Когда я с обработанной вонючей холодящей мазью и заклеенной пластырем раной вернулся в учебную комнату и прошёл к своему месту, моей дощечки не оказалось. В том смысле, что её не оказалось не только на моём месте, но и на рабочем столе Игоря Петровича. И судя по тому, как он растерялся и встревожился, он тоже не понимал, куда она делась.
Если честно, я не сильно расстроился, потому что Игорь Петрович тут же дал мне дощечку из осины, а с ней работать было намного проще, чем с берёзой. Древесина оказалась мягче и резалась легче. Тем более что Игорь Петрович показал, как правильно держать инструменты, чтобы не травмироваться. Справедливости ради он и в первый раз показывал, но у меня тогда мысли были совсем в другом месте.
В общем, до конца занятия я прямой стамеской намечал контур – приставлял к карандашной линии стамеску и легонько стучал по ней молотком, разрезая волокна по линии рисунка. Потом штихелем выбирал лишнее дерево.
Руку под резец я больше не подставлял – хватило одного раза. И теперь было очень неудобно держать заготовку – постоянно задевал рану, и, хотя мазь её заморозила, всё равно при прямом касании обжигало болью, а потом некоторое время саднило. В эти моменты я старался не шипеть.
Да и прижать деревяшку как следует не получалось – опять же из-за раны.
Но потихоньку приспособился, и дело пошло. Постепенно начал проявляться объёмный геометрический рисунок – не сложный. Но всё равно – одно дело нарисованный, и совсем другое дело, когда ты сам вырезал.
Игорь Петрович меня даже похвалил под конец занятия.
Когда сдавали работу, Игорь Петрович каждую дощечку подписал карандашом на обратной стороне, из чего я понял, что резать по дереву мы ещё продолжим. А сейчас нас ждал Боря на спортивной веранде. И это хорошо, что на веранде, а не на турниках – потому что, во-первых, как с травмированной рукой? А во-вторых, стал накрапывать дождик. Оно, конечно, весело покувыркаться в лужах, вот только сменной одежды у меня не было. Так что я припустил к веранде вместе с остальными пацанами.
Там уже сидел Арик. Он сидел рядом с Борей – потухший, и отрешённо смотрел в никуда. Боря, похоже, пытался с ним разговаривать, но, как мне показалось, совершенно безрезультатно.
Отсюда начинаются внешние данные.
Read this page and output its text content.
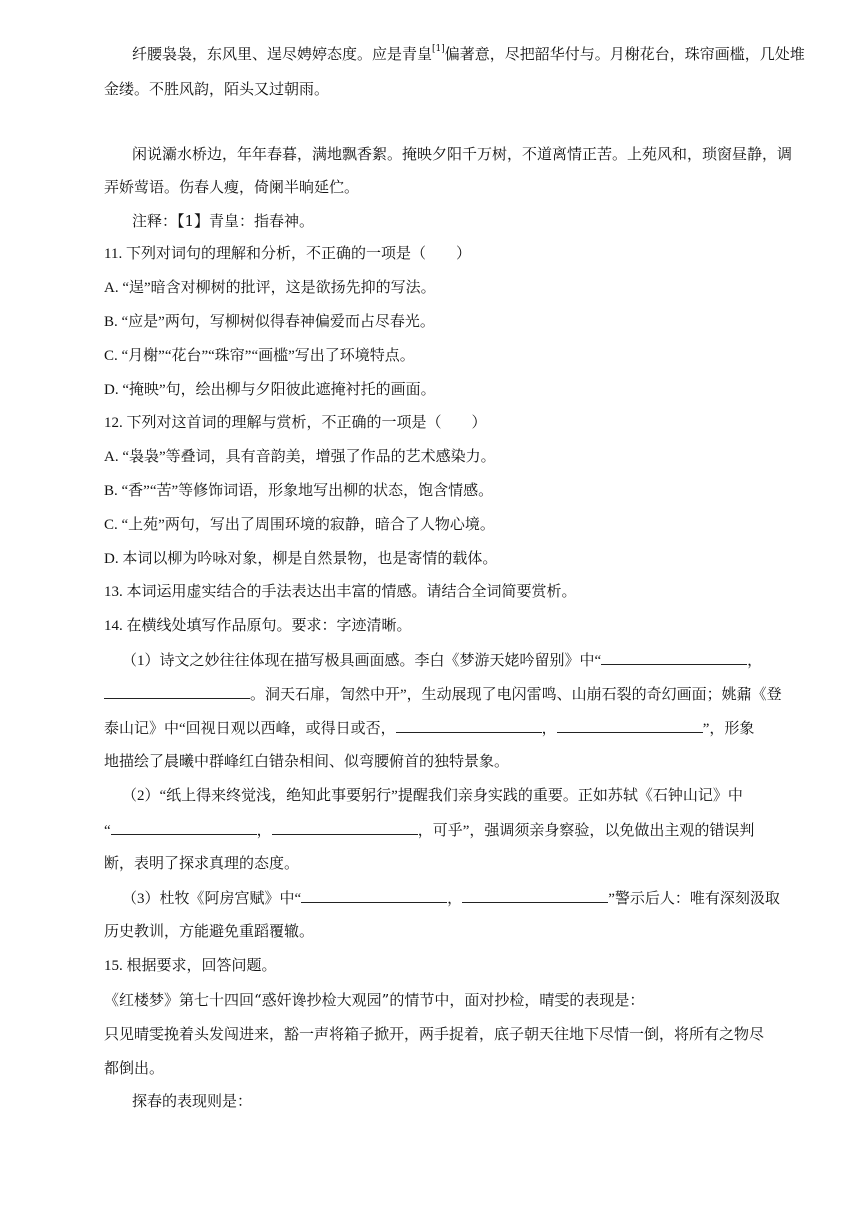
纤腰袅袅，东风里、逞尽娉婷态度。应是青皇[1]偏著意，尽把韶华付与。月榭花台，珠帘画槛，几处堆
金缕。不胜风韵，陌头又过朝雨。
闲说灞水桥边，年年春暮，满地飘香絮。掩映夕阳千万树，不道离情正苦。上苑风和，琐窗昼静，调
弄娇莺语。伤春人瘦，倚阑半晌延伫。
注释：【1】青皇：指春神。
11. 下列对词句的理解和分析，不正确的一项是（　　）
A. “逞”暗含对柳树的批评，这是欲扬先抑的写法。
B. “应是”两句，写柳树似得春神偏爱而占尽春光。
C. “月榭”“花台”“珠帘”“画槛”写出了环境特点。
D. “掩映”句，绘出柳与夕阳彼此遮掩衬托的画面。
12. 下列对这首词的理解与赏析，不正确的一项是（　　）
A. “袅袅”等叠词，具有音韵美，增强了作品的艺术感染力。
B. “香”“苦”等修饰词语，形象地写出柳的状态，饱含情感。
C. “上苑”两句，写出了周围环境的寂静，暗合了人物心境。
D. 本词以柳为吟咏对象，柳是自然景物，也是寄情的载体。
13. 本词运用虚实结合的手法表达出丰富的情感。请结合全词简要赏析。
14. 在横线处填写作品原句。要求：字迹清晰。
（1）诗文之妙往往体现在描写极具画面感。李白《梦游天姥吟留别》中“	，
。洞天石扉，訇然中开”，生动展现了电闪雷鸣、山崩石裂的奇幻画面；姚鼐《登
泰山记》中“回视日观以西峰，或得日或否，	，	”，形象
地描绘了晨曦中群峰红白错杂相间、似弯腰俯首的独特景象。
（2）“纸上得来终觉浅，绝知此事要躬行”提醒我们亲身实践的重要。正如苏轼《石钟山记》中
“	，	，可乎”，强调须亲身察验，以免做出主观的错误判
断，表明了探求真理的态度。
（3）杜牧《阿房宫赋》中“	，	”警示后人：唯有深刻汲取
历史教训，方能避免重蹈覆辙。
15. 根据要求，回答问题。
《红楼梦》第七十四回“惑奸谗抄检大观园”的情节中，面对抄检，晴雯的表现是：
只见晴雯挽着头发闯进来，豁一声将箱子掀开，两手捉着，底子朝天往地下尽情一倒，将所有之物尽
都倒出。
探春的表现则是：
Я конечно же подскочил к Аристарху моему Тринадцатому. Затормошил его на радостях.
Он поднял на меня взгляд и… И даже не улыбнулся.
Я, конечно, вспомнил казематы и дверь с тьмой, из которой вышел Арик, и искренне посочувствовал другу. Сел рядом, не зная, что сказать своему замороженному приятелю. Хотелось отогреть его, но я не знал, как.
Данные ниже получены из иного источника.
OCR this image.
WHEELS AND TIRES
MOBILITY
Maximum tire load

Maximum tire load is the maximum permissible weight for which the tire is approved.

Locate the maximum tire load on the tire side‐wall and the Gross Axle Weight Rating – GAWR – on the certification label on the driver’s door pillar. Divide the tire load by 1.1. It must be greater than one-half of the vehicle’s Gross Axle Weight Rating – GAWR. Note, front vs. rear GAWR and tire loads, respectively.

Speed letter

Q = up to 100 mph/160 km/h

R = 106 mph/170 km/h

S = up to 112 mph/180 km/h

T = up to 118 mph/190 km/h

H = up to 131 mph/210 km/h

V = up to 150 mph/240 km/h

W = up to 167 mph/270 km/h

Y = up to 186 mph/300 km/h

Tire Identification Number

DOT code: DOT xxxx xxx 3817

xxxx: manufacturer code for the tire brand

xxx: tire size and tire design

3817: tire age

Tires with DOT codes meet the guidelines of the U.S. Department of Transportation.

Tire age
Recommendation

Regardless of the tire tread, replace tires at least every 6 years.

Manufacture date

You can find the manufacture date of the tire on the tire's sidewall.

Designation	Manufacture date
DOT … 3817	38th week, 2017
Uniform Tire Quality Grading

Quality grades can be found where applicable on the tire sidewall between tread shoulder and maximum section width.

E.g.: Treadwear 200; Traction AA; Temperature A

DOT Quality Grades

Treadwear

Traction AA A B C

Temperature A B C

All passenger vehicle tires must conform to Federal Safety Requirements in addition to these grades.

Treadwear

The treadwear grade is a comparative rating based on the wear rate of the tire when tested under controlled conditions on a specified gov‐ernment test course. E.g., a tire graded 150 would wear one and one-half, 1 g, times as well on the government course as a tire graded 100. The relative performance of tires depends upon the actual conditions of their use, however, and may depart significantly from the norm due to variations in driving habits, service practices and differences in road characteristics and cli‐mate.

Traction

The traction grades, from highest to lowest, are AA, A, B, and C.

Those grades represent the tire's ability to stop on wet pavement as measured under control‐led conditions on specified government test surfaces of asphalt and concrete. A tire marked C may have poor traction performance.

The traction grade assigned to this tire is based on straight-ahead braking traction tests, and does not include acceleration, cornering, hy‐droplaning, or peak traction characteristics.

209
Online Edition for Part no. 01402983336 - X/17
Боря глянул на нас и промолчал. Он встал и начал вести занятие, а мы так и остались сидеть на скамейке.
Единственный проблеск внимания от Арика я получил, когда он увидел пластырь на моей ладони. Он вздрогнул и поёжился.
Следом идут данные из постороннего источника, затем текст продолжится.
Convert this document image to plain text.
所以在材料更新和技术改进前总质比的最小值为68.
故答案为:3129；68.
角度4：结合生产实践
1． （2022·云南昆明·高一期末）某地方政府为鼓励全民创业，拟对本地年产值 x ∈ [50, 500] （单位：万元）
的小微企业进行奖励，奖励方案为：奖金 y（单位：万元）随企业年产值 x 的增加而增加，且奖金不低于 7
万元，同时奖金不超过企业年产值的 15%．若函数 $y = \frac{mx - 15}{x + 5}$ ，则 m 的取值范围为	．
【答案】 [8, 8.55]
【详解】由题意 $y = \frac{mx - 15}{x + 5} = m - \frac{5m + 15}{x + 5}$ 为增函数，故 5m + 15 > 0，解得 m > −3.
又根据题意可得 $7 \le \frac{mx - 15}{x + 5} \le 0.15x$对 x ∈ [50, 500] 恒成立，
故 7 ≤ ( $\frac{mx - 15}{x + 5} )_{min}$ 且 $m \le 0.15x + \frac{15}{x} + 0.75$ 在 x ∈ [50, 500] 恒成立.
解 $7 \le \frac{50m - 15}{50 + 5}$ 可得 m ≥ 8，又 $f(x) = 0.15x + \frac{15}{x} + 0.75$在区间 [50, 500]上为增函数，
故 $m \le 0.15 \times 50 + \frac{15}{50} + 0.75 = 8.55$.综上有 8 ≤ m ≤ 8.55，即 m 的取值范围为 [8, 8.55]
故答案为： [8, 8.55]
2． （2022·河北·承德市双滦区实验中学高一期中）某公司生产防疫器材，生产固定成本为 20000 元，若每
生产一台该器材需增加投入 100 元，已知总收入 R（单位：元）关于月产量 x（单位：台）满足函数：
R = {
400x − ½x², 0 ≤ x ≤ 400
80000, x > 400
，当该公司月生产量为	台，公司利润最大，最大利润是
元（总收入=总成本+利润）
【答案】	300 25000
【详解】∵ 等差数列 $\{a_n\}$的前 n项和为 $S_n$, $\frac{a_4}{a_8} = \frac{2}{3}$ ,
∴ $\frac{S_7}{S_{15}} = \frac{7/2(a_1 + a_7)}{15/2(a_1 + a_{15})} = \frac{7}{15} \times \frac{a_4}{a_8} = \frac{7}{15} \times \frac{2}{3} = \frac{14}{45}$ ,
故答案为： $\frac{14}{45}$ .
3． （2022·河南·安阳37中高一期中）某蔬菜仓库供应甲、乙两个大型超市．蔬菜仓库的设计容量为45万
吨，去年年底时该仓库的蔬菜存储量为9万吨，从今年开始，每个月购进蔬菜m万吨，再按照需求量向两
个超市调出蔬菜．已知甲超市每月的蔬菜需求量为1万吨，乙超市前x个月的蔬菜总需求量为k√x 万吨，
Шла тренировка, парни пытались друг у друга выбить опору, а мы с Ариком сидели и молча смотрели на них.
Боря время от времени поглядывал на нас, но не трогал. Пацаны тоже не трогали. Видимо, чувствовали, что-то.
Через какое-то время рядом с нами сел один и стал писать писанку, потом ещё один… Мы с Ариком не обращали на них внимания. Мы вроде и не разговаривали, и… не знаю… понимали друг друга, что ли.